In the 1970s, director Fukasaku Kinji’s Yakuza Papers films chronicled decades of gang warfare in post-war Hiroshima. Over three decades later, up-and-coming young director Kubata Takashi brings a new generation of Hiroshima motorcycle gangsters to the big screen with Badboys. Based on Tanaka Hiroshi’s hit comic series of the same name (which also spawned five animated OVAs in the 1990s), Badboys depicts a violent battle between three rival gangs in the aftermath of a gang-related murder in Osaka.

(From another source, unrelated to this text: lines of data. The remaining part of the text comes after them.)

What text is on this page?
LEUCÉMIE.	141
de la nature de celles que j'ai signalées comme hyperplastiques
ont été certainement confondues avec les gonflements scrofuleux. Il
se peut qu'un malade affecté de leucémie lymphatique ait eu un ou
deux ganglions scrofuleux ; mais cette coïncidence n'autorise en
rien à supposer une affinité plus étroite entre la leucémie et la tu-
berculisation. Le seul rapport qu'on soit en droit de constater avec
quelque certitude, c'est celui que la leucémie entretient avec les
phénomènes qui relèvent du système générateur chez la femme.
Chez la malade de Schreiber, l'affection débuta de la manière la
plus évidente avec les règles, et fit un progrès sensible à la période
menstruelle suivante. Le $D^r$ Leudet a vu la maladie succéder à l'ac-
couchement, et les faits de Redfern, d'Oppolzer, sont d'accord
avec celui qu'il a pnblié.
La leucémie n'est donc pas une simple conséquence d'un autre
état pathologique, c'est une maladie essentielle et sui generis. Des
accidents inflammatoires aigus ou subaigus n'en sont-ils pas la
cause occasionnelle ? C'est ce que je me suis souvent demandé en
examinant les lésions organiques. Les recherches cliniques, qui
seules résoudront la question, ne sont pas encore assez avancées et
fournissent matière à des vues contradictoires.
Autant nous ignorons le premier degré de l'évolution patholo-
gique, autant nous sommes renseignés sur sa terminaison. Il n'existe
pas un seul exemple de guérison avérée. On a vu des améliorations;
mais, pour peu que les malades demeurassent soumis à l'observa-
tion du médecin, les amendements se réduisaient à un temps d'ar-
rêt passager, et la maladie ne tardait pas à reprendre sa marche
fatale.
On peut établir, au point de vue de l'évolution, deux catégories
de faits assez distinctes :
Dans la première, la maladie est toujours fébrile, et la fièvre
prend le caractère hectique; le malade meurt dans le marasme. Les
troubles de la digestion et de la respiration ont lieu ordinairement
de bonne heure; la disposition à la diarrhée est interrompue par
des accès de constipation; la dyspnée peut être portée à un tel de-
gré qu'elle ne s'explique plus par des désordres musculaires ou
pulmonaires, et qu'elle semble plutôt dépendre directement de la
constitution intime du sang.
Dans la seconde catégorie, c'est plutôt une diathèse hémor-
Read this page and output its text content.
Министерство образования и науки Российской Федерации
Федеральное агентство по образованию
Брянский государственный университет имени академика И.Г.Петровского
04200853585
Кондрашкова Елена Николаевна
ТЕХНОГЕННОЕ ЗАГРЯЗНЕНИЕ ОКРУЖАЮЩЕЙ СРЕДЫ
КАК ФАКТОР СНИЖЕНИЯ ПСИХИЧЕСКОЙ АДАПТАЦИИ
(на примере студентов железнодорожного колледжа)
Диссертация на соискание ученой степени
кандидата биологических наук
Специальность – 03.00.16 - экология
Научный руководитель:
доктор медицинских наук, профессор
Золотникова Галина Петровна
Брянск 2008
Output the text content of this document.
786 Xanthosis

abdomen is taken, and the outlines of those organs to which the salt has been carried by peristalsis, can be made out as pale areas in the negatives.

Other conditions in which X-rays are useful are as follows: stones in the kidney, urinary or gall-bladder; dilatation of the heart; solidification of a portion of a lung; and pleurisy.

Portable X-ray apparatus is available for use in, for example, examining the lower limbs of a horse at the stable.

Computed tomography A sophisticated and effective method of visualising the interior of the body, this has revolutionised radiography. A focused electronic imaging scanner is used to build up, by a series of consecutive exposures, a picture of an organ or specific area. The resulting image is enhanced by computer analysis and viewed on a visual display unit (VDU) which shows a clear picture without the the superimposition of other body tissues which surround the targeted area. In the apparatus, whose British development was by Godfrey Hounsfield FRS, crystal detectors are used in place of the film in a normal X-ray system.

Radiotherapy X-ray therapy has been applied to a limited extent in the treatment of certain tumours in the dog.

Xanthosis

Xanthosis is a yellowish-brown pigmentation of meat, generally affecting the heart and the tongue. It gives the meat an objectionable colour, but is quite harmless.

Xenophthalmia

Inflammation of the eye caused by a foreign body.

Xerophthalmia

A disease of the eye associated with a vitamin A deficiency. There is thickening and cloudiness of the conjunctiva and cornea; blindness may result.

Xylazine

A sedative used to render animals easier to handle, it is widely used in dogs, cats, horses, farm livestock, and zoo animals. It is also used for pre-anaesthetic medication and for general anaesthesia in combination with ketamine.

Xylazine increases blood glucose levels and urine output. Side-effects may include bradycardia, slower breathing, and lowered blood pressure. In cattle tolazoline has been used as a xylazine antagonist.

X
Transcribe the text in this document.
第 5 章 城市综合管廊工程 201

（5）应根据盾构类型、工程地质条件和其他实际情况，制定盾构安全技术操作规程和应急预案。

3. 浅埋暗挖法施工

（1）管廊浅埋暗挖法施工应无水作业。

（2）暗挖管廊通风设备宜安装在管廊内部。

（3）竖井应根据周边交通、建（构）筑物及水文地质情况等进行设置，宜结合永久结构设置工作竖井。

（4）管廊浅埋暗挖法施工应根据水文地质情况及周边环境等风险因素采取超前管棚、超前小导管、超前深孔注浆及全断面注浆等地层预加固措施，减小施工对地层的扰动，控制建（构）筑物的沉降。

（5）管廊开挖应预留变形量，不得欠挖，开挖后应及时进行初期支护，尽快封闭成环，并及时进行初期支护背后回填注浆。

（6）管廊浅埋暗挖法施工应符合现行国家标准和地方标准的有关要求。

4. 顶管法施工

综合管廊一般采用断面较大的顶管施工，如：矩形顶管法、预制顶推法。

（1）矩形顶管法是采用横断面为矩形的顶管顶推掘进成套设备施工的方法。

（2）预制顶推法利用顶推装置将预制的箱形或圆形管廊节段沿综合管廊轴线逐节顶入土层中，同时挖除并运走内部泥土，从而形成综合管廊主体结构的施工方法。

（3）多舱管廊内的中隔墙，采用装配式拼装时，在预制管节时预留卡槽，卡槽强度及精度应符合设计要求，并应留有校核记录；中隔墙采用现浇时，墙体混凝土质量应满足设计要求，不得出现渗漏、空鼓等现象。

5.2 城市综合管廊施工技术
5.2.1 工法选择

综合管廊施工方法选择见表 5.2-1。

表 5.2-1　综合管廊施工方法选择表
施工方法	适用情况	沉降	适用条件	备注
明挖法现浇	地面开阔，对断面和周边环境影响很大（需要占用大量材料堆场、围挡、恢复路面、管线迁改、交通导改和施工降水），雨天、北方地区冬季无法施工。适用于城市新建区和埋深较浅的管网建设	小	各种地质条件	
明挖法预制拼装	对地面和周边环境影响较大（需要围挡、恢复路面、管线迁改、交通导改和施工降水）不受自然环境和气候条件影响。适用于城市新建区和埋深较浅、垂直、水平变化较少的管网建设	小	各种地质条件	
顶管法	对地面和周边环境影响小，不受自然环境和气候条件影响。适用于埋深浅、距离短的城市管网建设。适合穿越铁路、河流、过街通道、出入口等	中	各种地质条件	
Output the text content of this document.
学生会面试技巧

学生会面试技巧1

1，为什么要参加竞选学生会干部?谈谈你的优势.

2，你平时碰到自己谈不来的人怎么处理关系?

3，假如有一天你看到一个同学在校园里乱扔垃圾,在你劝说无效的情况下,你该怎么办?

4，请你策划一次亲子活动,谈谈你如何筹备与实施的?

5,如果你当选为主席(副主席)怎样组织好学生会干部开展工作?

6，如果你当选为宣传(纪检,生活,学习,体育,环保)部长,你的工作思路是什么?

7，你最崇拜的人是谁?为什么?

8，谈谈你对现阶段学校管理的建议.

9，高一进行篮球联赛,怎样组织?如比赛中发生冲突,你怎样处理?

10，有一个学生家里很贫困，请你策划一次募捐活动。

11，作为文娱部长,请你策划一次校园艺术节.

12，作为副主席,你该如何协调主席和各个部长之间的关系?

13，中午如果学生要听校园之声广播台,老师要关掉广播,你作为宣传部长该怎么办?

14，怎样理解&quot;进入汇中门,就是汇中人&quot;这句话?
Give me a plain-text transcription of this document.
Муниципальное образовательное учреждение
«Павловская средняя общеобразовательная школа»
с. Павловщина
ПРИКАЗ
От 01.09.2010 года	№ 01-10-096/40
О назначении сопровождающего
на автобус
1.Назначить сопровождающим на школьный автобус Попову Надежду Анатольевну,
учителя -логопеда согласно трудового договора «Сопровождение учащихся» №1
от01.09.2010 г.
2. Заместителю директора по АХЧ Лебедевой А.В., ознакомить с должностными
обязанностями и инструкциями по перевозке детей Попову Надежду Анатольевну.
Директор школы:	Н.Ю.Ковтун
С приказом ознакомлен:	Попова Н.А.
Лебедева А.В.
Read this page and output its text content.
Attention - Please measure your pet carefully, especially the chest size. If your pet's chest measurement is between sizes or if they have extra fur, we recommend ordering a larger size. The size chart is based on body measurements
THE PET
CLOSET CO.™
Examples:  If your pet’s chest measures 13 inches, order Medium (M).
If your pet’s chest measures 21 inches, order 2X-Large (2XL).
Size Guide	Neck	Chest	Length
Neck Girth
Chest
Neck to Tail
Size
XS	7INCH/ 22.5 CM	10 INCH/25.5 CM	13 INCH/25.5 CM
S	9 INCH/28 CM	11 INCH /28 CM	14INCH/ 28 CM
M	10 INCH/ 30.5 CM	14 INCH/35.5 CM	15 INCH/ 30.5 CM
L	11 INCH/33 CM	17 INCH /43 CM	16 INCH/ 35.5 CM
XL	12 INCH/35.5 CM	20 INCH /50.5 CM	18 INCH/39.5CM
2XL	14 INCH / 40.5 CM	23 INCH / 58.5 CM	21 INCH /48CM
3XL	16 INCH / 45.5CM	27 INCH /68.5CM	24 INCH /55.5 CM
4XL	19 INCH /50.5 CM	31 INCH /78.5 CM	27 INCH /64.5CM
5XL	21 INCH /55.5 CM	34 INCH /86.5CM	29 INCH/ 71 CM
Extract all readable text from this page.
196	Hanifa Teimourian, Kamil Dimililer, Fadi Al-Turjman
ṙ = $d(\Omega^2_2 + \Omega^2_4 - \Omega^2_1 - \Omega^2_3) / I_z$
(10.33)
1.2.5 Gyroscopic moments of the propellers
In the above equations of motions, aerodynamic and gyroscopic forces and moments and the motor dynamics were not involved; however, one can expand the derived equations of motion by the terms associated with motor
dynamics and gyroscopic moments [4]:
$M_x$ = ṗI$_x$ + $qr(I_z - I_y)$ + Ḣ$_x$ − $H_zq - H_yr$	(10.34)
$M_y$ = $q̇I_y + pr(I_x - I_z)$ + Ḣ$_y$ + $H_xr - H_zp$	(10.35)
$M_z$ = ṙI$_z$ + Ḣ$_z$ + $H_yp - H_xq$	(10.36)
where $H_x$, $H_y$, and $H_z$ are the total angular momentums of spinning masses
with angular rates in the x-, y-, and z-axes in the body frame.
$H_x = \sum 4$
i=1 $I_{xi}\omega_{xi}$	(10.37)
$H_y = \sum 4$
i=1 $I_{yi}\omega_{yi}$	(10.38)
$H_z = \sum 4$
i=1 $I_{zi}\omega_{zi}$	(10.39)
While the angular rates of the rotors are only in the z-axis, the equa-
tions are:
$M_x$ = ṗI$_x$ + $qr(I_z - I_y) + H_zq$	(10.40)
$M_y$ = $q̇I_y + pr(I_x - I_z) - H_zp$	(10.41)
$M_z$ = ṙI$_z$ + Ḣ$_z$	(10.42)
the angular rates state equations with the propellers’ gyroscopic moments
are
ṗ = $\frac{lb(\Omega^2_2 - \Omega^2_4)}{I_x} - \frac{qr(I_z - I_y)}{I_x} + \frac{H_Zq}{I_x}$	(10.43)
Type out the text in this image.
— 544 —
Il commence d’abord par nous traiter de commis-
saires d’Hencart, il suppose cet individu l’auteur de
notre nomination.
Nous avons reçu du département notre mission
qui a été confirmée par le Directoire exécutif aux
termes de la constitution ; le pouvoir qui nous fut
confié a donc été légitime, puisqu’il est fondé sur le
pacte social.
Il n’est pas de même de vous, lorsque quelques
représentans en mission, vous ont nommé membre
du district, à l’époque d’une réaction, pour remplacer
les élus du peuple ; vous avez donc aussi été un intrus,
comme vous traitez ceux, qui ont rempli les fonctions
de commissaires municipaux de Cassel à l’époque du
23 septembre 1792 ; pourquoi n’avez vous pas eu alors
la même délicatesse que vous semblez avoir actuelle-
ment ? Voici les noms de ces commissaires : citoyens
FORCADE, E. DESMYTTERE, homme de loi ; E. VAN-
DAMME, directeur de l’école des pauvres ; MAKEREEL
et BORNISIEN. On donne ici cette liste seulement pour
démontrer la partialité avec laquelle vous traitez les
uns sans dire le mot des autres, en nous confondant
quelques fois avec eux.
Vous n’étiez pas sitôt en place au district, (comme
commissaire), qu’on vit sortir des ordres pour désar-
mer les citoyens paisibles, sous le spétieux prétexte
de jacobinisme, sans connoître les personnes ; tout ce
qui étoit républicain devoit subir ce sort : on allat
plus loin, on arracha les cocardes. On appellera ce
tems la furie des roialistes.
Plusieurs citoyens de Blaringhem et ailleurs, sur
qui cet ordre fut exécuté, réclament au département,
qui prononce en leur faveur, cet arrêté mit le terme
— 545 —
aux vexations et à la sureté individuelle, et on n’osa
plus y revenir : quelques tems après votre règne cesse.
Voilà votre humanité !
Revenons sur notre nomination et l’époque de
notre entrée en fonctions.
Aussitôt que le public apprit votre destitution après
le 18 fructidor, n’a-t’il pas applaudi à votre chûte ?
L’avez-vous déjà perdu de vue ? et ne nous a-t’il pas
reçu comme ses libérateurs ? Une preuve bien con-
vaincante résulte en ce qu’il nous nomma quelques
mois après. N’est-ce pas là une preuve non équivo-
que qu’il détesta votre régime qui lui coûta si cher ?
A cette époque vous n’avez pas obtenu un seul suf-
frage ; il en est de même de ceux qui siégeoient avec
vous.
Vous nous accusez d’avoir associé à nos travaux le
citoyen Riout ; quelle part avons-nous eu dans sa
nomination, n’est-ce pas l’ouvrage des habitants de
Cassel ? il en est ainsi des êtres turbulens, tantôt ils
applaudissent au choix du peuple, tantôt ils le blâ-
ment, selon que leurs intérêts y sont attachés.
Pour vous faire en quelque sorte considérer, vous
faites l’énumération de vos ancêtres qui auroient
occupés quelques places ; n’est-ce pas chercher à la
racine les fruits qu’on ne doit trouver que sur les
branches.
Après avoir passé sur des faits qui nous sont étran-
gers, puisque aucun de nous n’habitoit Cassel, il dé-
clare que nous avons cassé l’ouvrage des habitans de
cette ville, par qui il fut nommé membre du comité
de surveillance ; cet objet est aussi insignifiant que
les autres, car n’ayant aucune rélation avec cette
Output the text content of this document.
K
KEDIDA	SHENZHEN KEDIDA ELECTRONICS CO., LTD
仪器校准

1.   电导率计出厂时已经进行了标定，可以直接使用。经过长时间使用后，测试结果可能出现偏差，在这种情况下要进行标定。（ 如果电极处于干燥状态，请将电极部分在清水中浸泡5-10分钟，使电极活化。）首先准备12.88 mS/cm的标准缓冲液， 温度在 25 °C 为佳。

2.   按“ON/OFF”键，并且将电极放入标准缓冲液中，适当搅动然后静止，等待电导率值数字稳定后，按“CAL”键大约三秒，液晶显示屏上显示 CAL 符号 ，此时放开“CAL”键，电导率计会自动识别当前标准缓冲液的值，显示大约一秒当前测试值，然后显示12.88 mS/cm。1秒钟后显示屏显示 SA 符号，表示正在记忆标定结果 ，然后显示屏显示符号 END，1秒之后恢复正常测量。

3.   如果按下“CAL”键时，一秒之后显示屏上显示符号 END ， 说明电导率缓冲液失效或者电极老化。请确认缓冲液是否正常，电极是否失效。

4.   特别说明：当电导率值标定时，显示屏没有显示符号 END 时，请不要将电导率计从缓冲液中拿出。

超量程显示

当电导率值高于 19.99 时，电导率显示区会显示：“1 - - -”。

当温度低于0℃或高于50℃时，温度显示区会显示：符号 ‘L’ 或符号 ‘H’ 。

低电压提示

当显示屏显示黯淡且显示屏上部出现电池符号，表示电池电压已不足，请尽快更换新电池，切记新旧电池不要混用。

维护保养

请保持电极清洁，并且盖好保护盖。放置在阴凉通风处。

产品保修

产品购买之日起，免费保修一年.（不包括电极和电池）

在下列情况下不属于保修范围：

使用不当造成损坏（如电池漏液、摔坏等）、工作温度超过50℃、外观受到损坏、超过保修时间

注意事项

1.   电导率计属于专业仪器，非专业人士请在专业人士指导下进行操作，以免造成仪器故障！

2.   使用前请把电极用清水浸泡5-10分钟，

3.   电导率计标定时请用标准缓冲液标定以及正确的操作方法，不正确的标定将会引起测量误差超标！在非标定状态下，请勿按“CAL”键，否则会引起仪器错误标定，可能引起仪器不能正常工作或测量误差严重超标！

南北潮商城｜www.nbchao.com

A gripping, exciting gangster action drama starring some of Japan’s brightest young actors, Badboys is the kind of new blood the Japanese gangster genre needs!
Direction
Kubota channels Fukasaku without being a cover band
Acting
Young cast sells desperation like they lived it
Cinematography
Hiroshima streets never looked this alive dying
Director
Takashi Kubota
Trivia, insights & behind the scenes
The 'yankii' subculture peaked in 1980s Japan but persists as working-class rebellion; Badboys updates this for a generation that knows Fukasaku only through their grandfathers.
Tanaka Hiroshi's manga ran 22 volumes and spawned those 1990s OVAs — Kubota fought to distance his live-action from anime aesthetics, insisting on documentary-style grime.